I’ve been asked to explain a bit about the personal essays I often contribute to this blog. I wrote most of them for the popular “Readers Write” feature in my favorite literary magazine, The Sun. Each month they propose a topic like “Rites of Passage” and invite readers to contribute their own stories. Of the submissions they receive—sometimes as many as a thousand—they publish the most interesting. An abridged version of this essay appears in the current print edition of The Sun (June 2011).
Rites of Passage
By John Unger Zussman
In seventh grade, my peer group began to play kissing games at parties. Spin the Bottle, Seven Minutes in Heaven—tame stuff, in retrospect, but to me it seemed intimidating and immoral and I wanted no part of it. Entering adolescence shortly after my father died, I had no adult male hand to guide me. (I did have an older friend who breathlessly explained that babies resulted when the boy peed into a little hole in the girl. I knew that couldn’t be right.)
It’s not that I wasn’t interested in girls; I was desperately interested, and spent many nights agonizing over how to get them to like me. No, it was sex I wasn’t interested in, even when I got the story straight. I had absorbed a strict moral code from my mother and was convinced that sex before marriage was wrong. I was after girls’ admiration and love, and I believed I would win that by respecting them.
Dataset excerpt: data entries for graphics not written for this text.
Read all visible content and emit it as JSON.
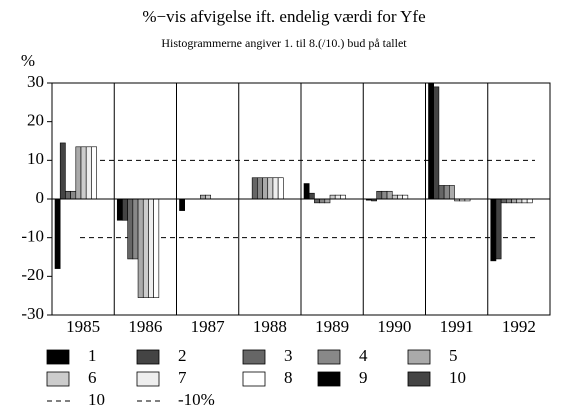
{
  "chart_data": {
    "type": "bar",
    "title": "%−vis afvigelse ift. endelig værdi for Yfe",
    "subtitle": "Histogrammerne angiver 1. til 8.(/10.) bud på tallet",
    "y_label": "%",
    "categories": [
      "1985",
      "1986",
      "1987",
      "1988",
      "1989",
      "1990",
      "1991",
      "1992"
    ],
    "series": [
      {
        "name": "1",
        "color": "#000000",
        "values": [
          -18,
          -5.5,
          -3,
          0,
          4,
          -0.3,
          30,
          -16
        ]
      },
      {
        "name": "2",
        "color": "#444444",
        "values": [
          14.5,
          -5.5,
          0,
          0,
          1.5,
          -0.5,
          29,
          -15.5
        ]
      },
      {
        "name": "3",
        "color": "#666666",
        "values": [
          2,
          -15.5,
          0,
          5.5,
          -1,
          2,
          3.5,
          -1
        ]
      },
      {
        "name": "4",
        "color": "#888888",
        "values": [
          2,
          -15.5,
          0,
          5.5,
          -1,
          2,
          3.5,
          -1
        ]
      },
      {
        "name": "5",
        "color": "#aaaaaa",
        "values": [
          13.5,
          -25.5,
          1,
          5.5,
          -1,
          2,
          3.5,
          -1
        ]
      },
      {
        "name": "6",
        "color": "#cccccc",
        "values": [
          13.5,
          -25.5,
          1,
          5.5,
          1,
          1,
          -0.5,
          -1
        ]
      },
      {
        "name": "7",
        "color": "#eeeeee",
        "values": [
          13.5,
          -25.5,
          0,
          5.5,
          1,
          1,
          -0.5,
          -1
        ]
      },
      {
        "name": "8",
        "color": "#ffffff",
        "values": [
          13.5,
          -25.5,
          0,
          5.5,
          1,
          1,
          -0.5,
          -1
        ]
      },
      {
        "name": "9",
        "color": "#000000",
        "values": [
          null,
          null,
          null,
          null,
          null,
          null,
          null,
          null
        ]
      },
      {
        "name": "10",
        "color": "#444444",
        "values": [
          null,
          null,
          null,
          null,
          null,
          null,
          null,
          null
        ]
      }
    ],
    "reference_lines": [
      {
        "label": "10",
        "value": 10
      },
      {
        "label": "-10%",
        "value": -10
      }
    ],
    "ylim": [
      -30,
      30
    ],
    "yticks": [
      -30,
      -20,
      -10,
      0,
      10,
      20,
      30
    ]
  }
}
I didn’t leave the parties when the games began; I would simply not partake. For a while, my best friend felt the same way, and we would watch awkwardly from the edge of the circle. But soon, he succumbed too, and I was left to uphold my moral code alone.
(Years later, I asked my mother what she thought of the way I abstained from those games. “I thought you were dumb,” she told me bluntly. Thanks a lot, Mom. Now you tell me. All I needed was someone to explain that girls were sexual beings too, and that they were just as curious about exploring those feelings as I was, if not quite so driven or tormented.)
By the time I started dating in tenth grade, I had decided that kissing, at least, was permissible. My dates and I spent hours necking, in my car or in their living room, at summer camp or youth group retreats. One girl, bored with kissing, urged me to go further. Her previous boyfriend had a serious disease, she explained, that had pushed them into early intimacy. Despite her clear invitation, I was immobilized by impending guilt.
And so the task was left to Wendy, my girlfriend at the beginning of senior year. Exasperated after yet another marathon make-out session, she took my hand and placed it gently on her breast. That act of mercy opened the floodgates, and for that, Wendy, my wife and I are forever grateful.